Figuring Out Maven: Group/Artifact Names and Repositories

Mon Dec 08 16:34:11 EST 2014

Tags: maven

As I fiddle with Maven, I figure it may be useful to share my growing understanding of it - or at least preliminary assumptions. Any of these posts should not be taken as a true guide to learning Maven, since I'm just muddling through myself, but I suspect that my path will be similar to a lot of other Domino developers'.

The first thing I feel I grokked about Maven is its concept of repositories, mostly because it's the easiest concept I've run across. Repositories in Maven seem to match up nicely to their analogues in other environments, such as Eclipse Update Sites or Debian/Ubuntu apt repositories. There's the default "Maven Central" repository, which is similar to the main apt repositories: it contains a very large collection of software projects, available by group+artifact name. This is what you see on the pages for popular software projects: they mention the group/artifact pair and that's enough to use it.

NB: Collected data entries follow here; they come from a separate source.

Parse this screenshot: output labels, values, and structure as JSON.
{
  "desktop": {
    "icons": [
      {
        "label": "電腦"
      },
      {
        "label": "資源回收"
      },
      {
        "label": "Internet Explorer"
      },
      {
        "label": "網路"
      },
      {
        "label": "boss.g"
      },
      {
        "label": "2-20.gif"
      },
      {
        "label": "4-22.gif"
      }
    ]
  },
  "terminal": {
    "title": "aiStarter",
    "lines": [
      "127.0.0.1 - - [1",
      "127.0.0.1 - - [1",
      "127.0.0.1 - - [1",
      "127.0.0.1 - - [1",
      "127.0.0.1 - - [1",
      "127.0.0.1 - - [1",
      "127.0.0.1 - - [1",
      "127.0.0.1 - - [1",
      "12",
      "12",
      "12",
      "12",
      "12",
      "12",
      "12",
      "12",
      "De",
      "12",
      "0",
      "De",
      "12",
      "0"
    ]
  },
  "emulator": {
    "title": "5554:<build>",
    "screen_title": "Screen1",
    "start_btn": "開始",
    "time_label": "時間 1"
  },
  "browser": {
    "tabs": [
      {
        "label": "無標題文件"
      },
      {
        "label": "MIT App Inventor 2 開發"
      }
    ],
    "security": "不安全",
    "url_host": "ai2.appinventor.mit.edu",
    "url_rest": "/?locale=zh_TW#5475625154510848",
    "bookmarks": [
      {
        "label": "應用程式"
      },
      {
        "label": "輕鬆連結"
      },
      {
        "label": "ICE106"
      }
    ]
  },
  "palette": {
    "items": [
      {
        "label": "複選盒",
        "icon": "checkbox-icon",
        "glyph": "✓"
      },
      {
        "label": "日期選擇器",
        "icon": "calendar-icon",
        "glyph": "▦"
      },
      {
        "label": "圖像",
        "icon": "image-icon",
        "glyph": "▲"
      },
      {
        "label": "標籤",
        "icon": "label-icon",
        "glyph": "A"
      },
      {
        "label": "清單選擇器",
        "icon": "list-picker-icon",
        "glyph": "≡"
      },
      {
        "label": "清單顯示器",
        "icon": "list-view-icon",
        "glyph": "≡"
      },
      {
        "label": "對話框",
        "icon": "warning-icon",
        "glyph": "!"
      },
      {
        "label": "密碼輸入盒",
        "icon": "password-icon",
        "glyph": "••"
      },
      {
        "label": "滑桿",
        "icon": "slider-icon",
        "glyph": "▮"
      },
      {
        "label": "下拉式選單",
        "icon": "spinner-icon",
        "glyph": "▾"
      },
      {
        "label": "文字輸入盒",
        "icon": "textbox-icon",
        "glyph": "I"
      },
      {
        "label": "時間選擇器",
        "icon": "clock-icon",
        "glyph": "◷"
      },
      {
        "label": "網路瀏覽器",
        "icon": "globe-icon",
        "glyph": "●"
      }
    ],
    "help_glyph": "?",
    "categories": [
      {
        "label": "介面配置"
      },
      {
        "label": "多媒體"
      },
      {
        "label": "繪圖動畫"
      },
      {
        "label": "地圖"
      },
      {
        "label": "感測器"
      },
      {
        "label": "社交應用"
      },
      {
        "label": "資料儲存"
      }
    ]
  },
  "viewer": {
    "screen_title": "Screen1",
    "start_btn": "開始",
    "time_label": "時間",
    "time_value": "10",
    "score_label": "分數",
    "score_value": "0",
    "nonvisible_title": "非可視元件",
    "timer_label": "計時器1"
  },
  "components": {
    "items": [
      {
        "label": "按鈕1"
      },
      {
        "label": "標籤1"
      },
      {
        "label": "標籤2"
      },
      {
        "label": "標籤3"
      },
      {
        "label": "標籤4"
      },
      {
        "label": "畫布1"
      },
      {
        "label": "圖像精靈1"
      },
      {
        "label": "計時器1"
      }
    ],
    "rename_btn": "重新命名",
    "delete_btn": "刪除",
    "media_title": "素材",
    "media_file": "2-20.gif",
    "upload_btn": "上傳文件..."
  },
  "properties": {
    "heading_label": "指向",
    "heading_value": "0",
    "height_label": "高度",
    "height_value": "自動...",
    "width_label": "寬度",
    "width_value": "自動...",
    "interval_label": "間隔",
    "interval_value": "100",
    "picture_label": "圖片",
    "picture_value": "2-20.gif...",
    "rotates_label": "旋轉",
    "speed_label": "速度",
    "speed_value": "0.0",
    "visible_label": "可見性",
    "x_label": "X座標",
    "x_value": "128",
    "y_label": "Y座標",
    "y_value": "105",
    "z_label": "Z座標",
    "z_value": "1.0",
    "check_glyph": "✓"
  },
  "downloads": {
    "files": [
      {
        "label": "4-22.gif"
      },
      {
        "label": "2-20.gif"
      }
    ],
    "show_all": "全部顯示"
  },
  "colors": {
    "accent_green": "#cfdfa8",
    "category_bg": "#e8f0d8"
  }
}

For projects that aren't in Central, it's similar to adding a repo to Debian or an Update Site to Eclipse. You add some repository information to your project or the your user environment's settings.xml and then refer to the plugin similar to how you would with Central ones; Hibernate OGM is one such plugin.

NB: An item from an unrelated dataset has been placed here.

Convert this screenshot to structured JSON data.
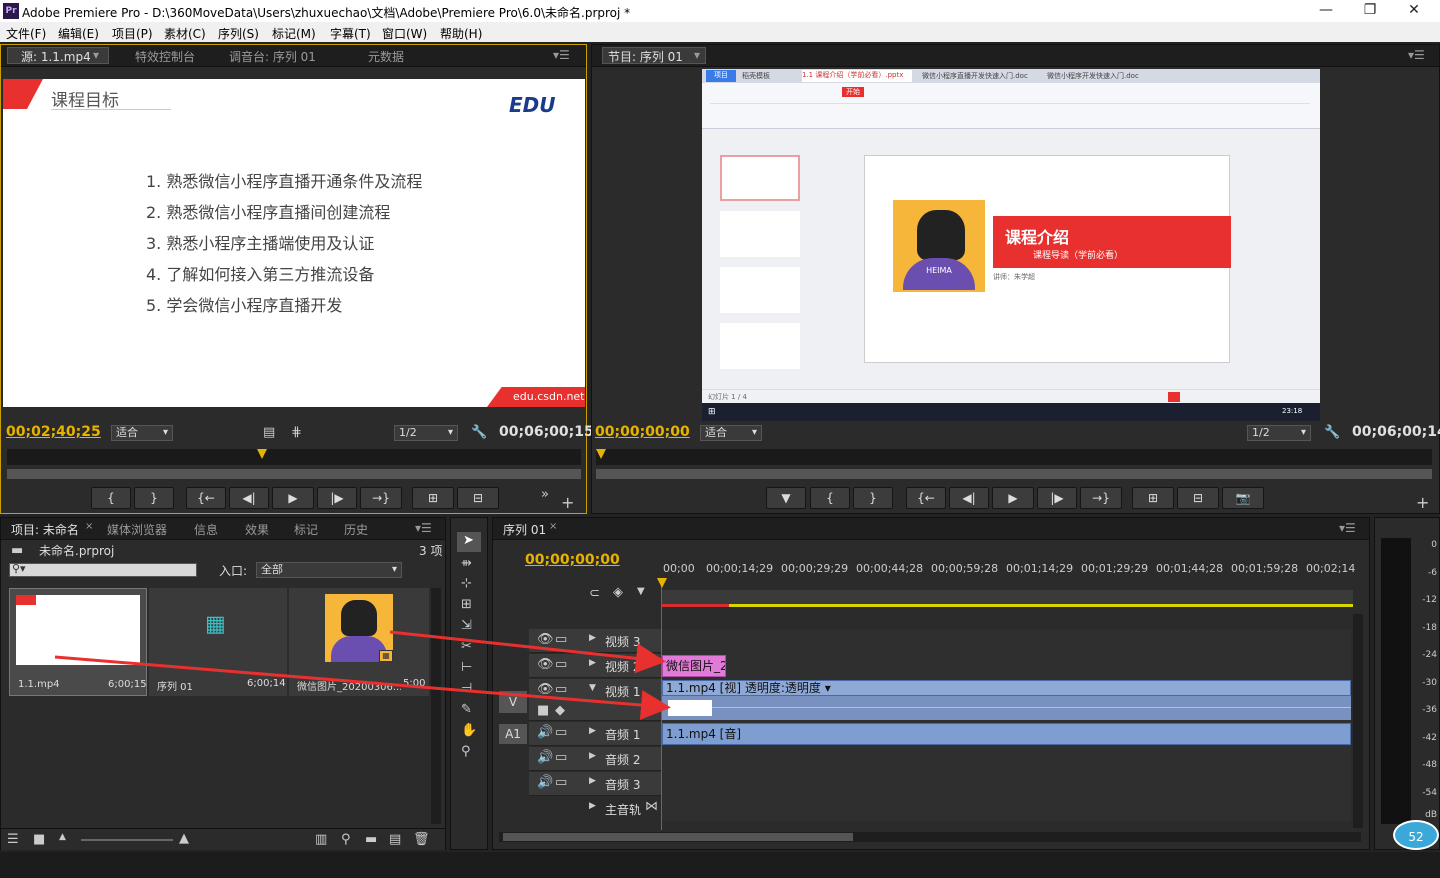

In addition to remote repositories, there is also your local repository, stored in ~/.m2/repository. This contains any Maven projects where you built and ran install locally, and are then available to other Maven projects. This is how I handled my dependencies on the ExtLib and ODA: I ran Maven installs for each to add them to my local repository.

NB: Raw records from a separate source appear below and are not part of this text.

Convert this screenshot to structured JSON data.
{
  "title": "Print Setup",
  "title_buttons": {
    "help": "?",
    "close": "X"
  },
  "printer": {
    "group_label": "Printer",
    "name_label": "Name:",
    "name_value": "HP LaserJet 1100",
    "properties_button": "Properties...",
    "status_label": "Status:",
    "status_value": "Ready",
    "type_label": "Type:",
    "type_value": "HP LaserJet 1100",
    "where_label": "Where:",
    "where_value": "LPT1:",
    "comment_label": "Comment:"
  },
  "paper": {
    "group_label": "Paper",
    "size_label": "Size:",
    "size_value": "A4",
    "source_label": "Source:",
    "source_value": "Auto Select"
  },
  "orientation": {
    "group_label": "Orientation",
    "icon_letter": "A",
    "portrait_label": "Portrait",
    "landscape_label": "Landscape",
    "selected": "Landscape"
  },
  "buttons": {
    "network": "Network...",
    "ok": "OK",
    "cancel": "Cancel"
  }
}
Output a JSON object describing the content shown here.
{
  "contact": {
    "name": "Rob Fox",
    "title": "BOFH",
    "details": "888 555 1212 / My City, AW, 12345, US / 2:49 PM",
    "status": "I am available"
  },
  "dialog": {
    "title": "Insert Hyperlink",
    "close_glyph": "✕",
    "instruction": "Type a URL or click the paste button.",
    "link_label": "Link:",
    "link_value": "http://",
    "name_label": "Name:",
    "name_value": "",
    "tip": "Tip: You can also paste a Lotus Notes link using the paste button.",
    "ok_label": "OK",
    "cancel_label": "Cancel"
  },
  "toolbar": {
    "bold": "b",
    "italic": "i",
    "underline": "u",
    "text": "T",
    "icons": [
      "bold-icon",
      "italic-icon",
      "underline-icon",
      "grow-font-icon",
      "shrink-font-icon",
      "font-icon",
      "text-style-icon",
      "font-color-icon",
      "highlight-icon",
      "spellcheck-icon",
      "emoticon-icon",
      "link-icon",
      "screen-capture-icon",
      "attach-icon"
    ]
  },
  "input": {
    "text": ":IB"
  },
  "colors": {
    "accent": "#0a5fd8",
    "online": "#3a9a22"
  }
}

You can also download and store repositories of pre-built plugins locally, and the IBM Domino Update Site for Build Management is an example of this. The way to use this is to extract the ZIP file and then point to the updateSite directory in the same way that you would a remote repository, albeit with a file:// URL (in this case, ideally stored in a Maven environment variable).

The final aspect of this is the way bits of software are designated within a repository: by "group ID" and "artifact ID". The group ID seems like it should be globally unique, and tends to follow the reverse-DNS convention of Java package names. So a group ID might be something like "com.google.guava" or "com.igm.xsp.extlib". These don't have a specific analogue with OSGi development, but are effectively similar to the naming scheme for update site projects (even though Maven groups may contain OSGi update sites). Within a repository, individual projects, called "artifacts", are identified in a way that just needs to be unique in the repository, and it looks like conventions differ here. Sometimes, the artifacts have simple base names, like "guava" or "el", while other times they have OSGi-style full reverse-DNS names. I gather that the convention falls along OSGi lines: for generic projects, short names rule the day, while for OSGi-plugin projects, the name matches the plugin ID.

So... that's the easiest part! I'm slowly getting more of a grasp of other aspects of Maven, but at least repositories seem to make sense so far.